Palestinian leader 'close' to ceasefire deal with militants
New President Mahmoud Abbas said yesterday he was close to reaching a deal with militants to cease attacks on Israelis, a step needed to relaunch Middle East peacemaking. "The dialogue is making very good progress... I can say that we are bound to...
New President Mahmoud Abbas said yesterday he was close to reaching a deal with militants to cease attacks on Israelis, a step needed to relaunch Middle East peacemaking.
"The dialogue is making very good progress... I can say that we are bound to reach an agreement very soon," Mr Abbas told Palestine Television in an excerpt from an interview to be aired later in the day.
Palestinian militant leaders had earlier signalled they would help maintain calm in Gaza for at least a month but denied Israeli accounts that they had committed to a formal ceasefire at the behest of the moderate Abbas.
Mr Abbas, elected this month as Yasser Arafat's successor, has been trying to get militants to call off a four-year-old armed revolt so he can start negotiating for statehood in Israeli-occupied territories.

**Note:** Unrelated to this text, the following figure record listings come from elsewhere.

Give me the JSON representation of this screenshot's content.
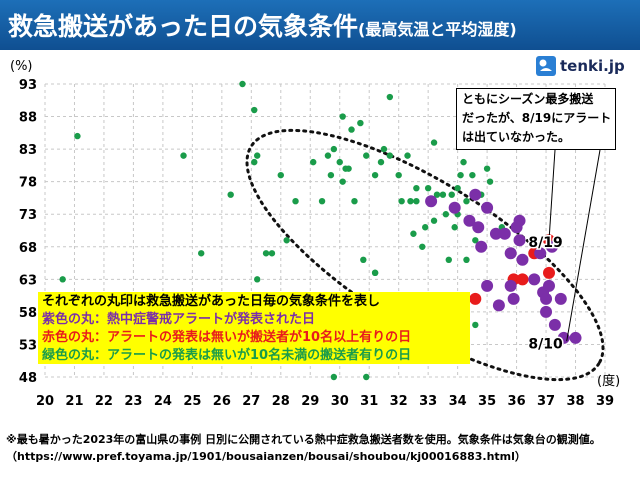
{
  "title": {
    "main": "救急搬送があった日の気象条件",
    "sub": "(最高気温と平均湿度)"
  },
  "logo": {
    "text": "tenki.jp"
  },
  "callout": {
    "line1": "ともにシーズン最多搬送",
    "line2": "だったが、8/19にアラート",
    "line3": "は出ていなかった。"
  },
  "legend": {
    "header": "それぞれの丸印は救急搬送があった日毎の気象条件を表し",
    "purple": "紫色の丸：熱中症警戒アラートが発表された日",
    "red": "赤色の丸：アラートの発表は無いが搬送者が10名以上有りの日",
    "green": "緑色の丸：アラートの発表は無いが10名未満の搬送者有りの日"
  },
  "footnote": "※最も暑かった2023年の富山県の事例 日別に公開されている熱中症救急搬送者数を使用。気象条件は気象台の観測値。（https://www.pref.toyama.jp/1901/bousaianzen/bousai/shoubou/kj00016883.html）",
  "chart_data": {
    "type": "scatter",
    "xlabel": "(度)",
    "ylabel": "(%)",
    "xlim": [
      20,
      39
    ],
    "ylim": [
      48,
      93
    ],
    "xticks": [
      20,
      21,
      22,
      23,
      24,
      25,
      26,
      27,
      28,
      29,
      30,
      31,
      32,
      33,
      34,
      35,
      36,
      37,
      38,
      39
    ],
    "yticks": [
      93,
      88,
      83,
      78,
      73,
      68,
      63,
      58,
      53,
      48
    ],
    "grid": true,
    "colors": {
      "purple": "#7b2fa8",
      "red": "#e81c1c",
      "green": "#1a9c4a"
    },
    "series": [
      {
        "name": "紫色の丸",
        "color": "purple",
        "points": [
          [
            33.1,
            75
          ],
          [
            33.9,
            74
          ],
          [
            34.4,
            72
          ],
          [
            34.6,
            76
          ],
          [
            34.7,
            71
          ],
          [
            35.0,
            74
          ],
          [
            35.3,
            70
          ],
          [
            34.8,
            68
          ],
          [
            35.0,
            62
          ],
          [
            35.6,
            70
          ],
          [
            35.8,
            67
          ],
          [
            35.9,
            60
          ],
          [
            36.0,
            71
          ],
          [
            36.1,
            69
          ],
          [
            36.2,
            66
          ],
          [
            36.6,
            63
          ],
          [
            36.8,
            67
          ],
          [
            36.9,
            61
          ],
          [
            37.0,
            60
          ],
          [
            37.3,
            56
          ],
          [
            37.1,
            62
          ],
          [
            37.5,
            60
          ],
          [
            37.6,
            54
          ],
          [
            38.0,
            54
          ],
          [
            36.1,
            72
          ],
          [
            35.8,
            62
          ],
          [
            35.4,
            59
          ],
          [
            37.0,
            58
          ],
          [
            37.2,
            68
          ]
        ]
      },
      {
        "name": "赤色の丸",
        "color": "red",
        "points": [
          [
            34.6,
            60
          ],
          [
            35.9,
            63
          ],
          [
            36.2,
            63
          ],
          [
            36.6,
            67
          ],
          [
            37.1,
            64
          ],
          [
            37.1,
            69
          ]
        ]
      },
      {
        "name": "緑色の丸",
        "color": "green",
        "points": [
          [
            20.6,
            63
          ],
          [
            21.1,
            85
          ],
          [
            24.7,
            82
          ],
          [
            25.3,
            67
          ],
          [
            26.3,
            76
          ],
          [
            26.7,
            93
          ],
          [
            27.1,
            81
          ],
          [
            27.1,
            89
          ],
          [
            27.2,
            82
          ],
          [
            27.2,
            63
          ],
          [
            27.5,
            67
          ],
          [
            27.7,
            67
          ],
          [
            28.0,
            79
          ],
          [
            28.2,
            69
          ],
          [
            28.5,
            75
          ],
          [
            29.1,
            81
          ],
          [
            29.4,
            75
          ],
          [
            29.6,
            82
          ],
          [
            29.7,
            79
          ],
          [
            29.8,
            83
          ],
          [
            30.0,
            81
          ],
          [
            30.1,
            78
          ],
          [
            30.1,
            88
          ],
          [
            30.2,
            80
          ],
          [
            30.3,
            80
          ],
          [
            30.4,
            86
          ],
          [
            30.5,
            75
          ],
          [
            30.7,
            87
          ],
          [
            30.8,
            66
          ],
          [
            30.9,
            82
          ],
          [
            31.2,
            79
          ],
          [
            31.2,
            64
          ],
          [
            31.4,
            81
          ],
          [
            31.5,
            83
          ],
          [
            31.7,
            91
          ],
          [
            31.7,
            82
          ],
          [
            32.0,
            79
          ],
          [
            32.1,
            75
          ],
          [
            32.3,
            82
          ],
          [
            32.4,
            75
          ],
          [
            32.5,
            70
          ],
          [
            32.6,
            77
          ],
          [
            32.6,
            75
          ],
          [
            32.8,
            68
          ],
          [
            32.9,
            71
          ],
          [
            33.0,
            77
          ],
          [
            33.2,
            84
          ],
          [
            33.2,
            72
          ],
          [
            33.3,
            76
          ],
          [
            33.5,
            76
          ],
          [
            33.6,
            73
          ],
          [
            33.8,
            76
          ],
          [
            33.9,
            71
          ],
          [
            34.0,
            77
          ],
          [
            34.0,
            73
          ],
          [
            34.1,
            79
          ],
          [
            34.2,
            81
          ],
          [
            34.3,
            75
          ],
          [
            34.5,
            79
          ],
          [
            34.6,
            69
          ],
          [
            34.8,
            76
          ],
          [
            35.0,
            80
          ],
          [
            35.1,
            78
          ],
          [
            35.5,
            71
          ],
          [
            31.2,
            64
          ],
          [
            29.8,
            48
          ],
          [
            30.9,
            48
          ],
          [
            34.6,
            56
          ],
          [
            34.3,
            66
          ],
          [
            33.7,
            66
          ]
        ]
      }
    ],
    "annotations": [
      {
        "text": "8/19",
        "x": 36.4,
        "y": 68.6
      },
      {
        "text": "8/10",
        "x": 36.4,
        "y": 53
      }
    ]
  }
}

But underscoring the challenge facing peacemakers, a senior aide to Israeli Prime Minister Ariel Sharon said only an interim deal was possible in the foreseeable future. Palestinians seek a final treaty giving them a sovereign state.

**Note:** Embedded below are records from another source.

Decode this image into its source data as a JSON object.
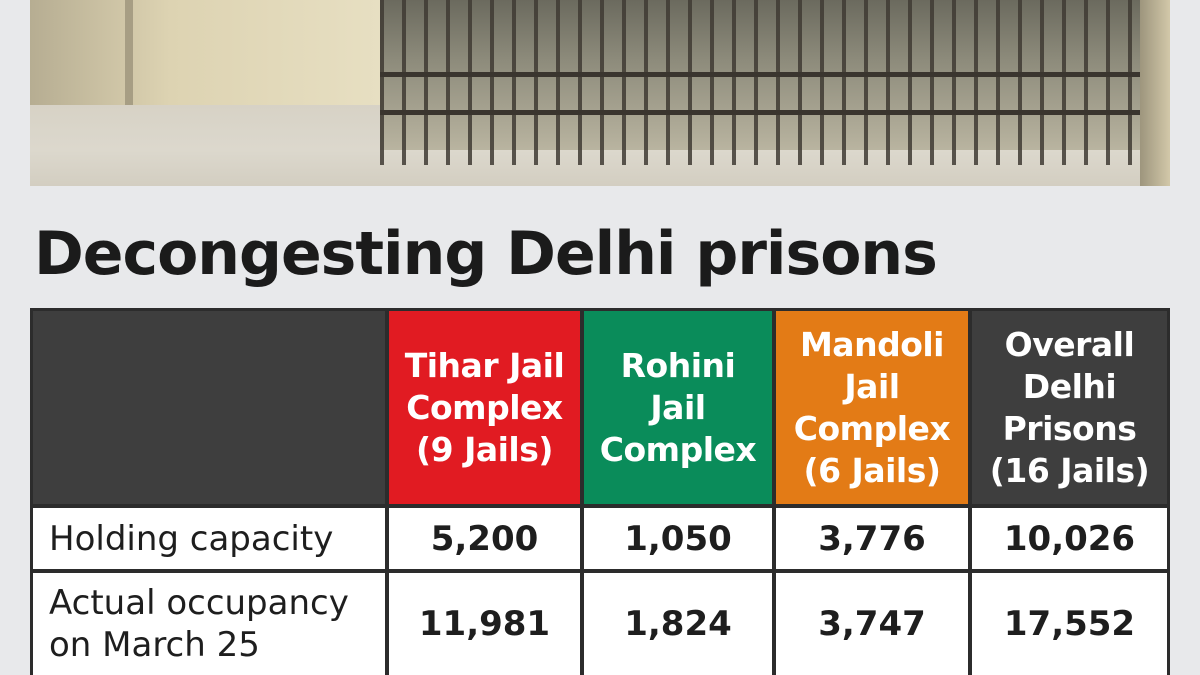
{
  "heading": "Decongesting Delhi prisons",
  "colors": {
    "tihar": "#e11b22",
    "rohini": "#0a8c5a",
    "mandoli": "#e37b16",
    "overall": "#3e3e3e"
  },
  "table": {
    "columns": [
      "Tihar Jail\nComplex\n(9 Jails)",
      "Rohini\nJail\nComplex",
      "Mandoli\nJail\nComplex\n(6 Jails)",
      "Overall\nDelhi\nPrisons\n(16 Jails)"
    ],
    "rows": [
      {
        "label": "Holding capacity",
        "values": [
          "5,200",
          "1,050",
          "3,776",
          "10,026"
        ]
      },
      {
        "label": "Actual occupancy\non March 25",
        "values": [
          "11,981",
          "1,824",
          "3,747",
          "17,552"
        ]
      }
    ]
  }
}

Palestine Television said that during the interview Mr Abbas stressed Israel had "responsibilities it must carry out" for a ceasefire to work.
Israel must "halt its assaults on Palestinian people, cities and villages, stop chasing fugitives, return deportees to their homes and most importantly (deal) with the issue of (releasing) prisoners," the official television quoted him as saying.
Earlier, Palestinian militants signalled they would shun further attacks on Israelis unless provoked while conducting talks with Mr Abbas expected to go on for about a month, when a firm decision about a ceasefire could be reached.
Both Israel and the militants have avoided going first in declaring a truce. But relative quiet has taken hold in Gaza since Mr Abbas began trying to swing Palestinian gunmen behind his agenda of non-violence.
In a further sign of the transformed atmosphere, Mr Sharon held a cabinet meeting yesterday in Sderot, a southern Israeli town that had been hit by rocket fire from nearby Gaza until a few days ago.
"There is now calm. We don't know if this is a genuine change yet. We hope so. But one thing is clear - if terrorism resumes, we will act (militarily)," said Mr Sharon, who called the cabinet session in Sderot an act of solidarity with its people.
Militants linked the lull to ongoing dialogue with Mr Abbas. "We are still studying the issue of a ceasefire and there has been no decision," said Palestinian Abu Qusai, spokesman for the al-Aqsa Martyrs Brigades, an autonomous armed faction within Mr Abbas's Fatah national movement.
"But these talks should go on without any (violent) escalation, including by our side. This is not a ceasefire. This is a Palestinian tactic to avoid giving the enemy any pretext to escalate the situation during the dialogue which would foil it."
Israel said it understood Mr Abbas had extracted an agreement from the main militant groups to a month-long truce in return for a share in governing, and Israel was ready to suspend military operations if calm proved durable.
Violence in Gaza has dramatically subsided, especially since Mr Abbas's deployment of 2,000 paramilitary security police in the north half of the territory on Friday with orders to stop militants targeting Israelis.
Security men have yet to fan out in south Gaza and isolated violence has continued, albeit isolated and low-level.
Israel plans to evacuate settlers from Gaza this year, a move US-led mediators count on to kickstart peace talks. But Israel also aims to keep larger West Bank settlements for good.
Sharon adviser Zalman Shoval said Mr Abbas's demand, echoing Mr Arafat, for a total Israeli withdrawal from lands occupied in the 1967 Middle East war was impossible and therefore "there will be no final accord in our generation, in my opinion".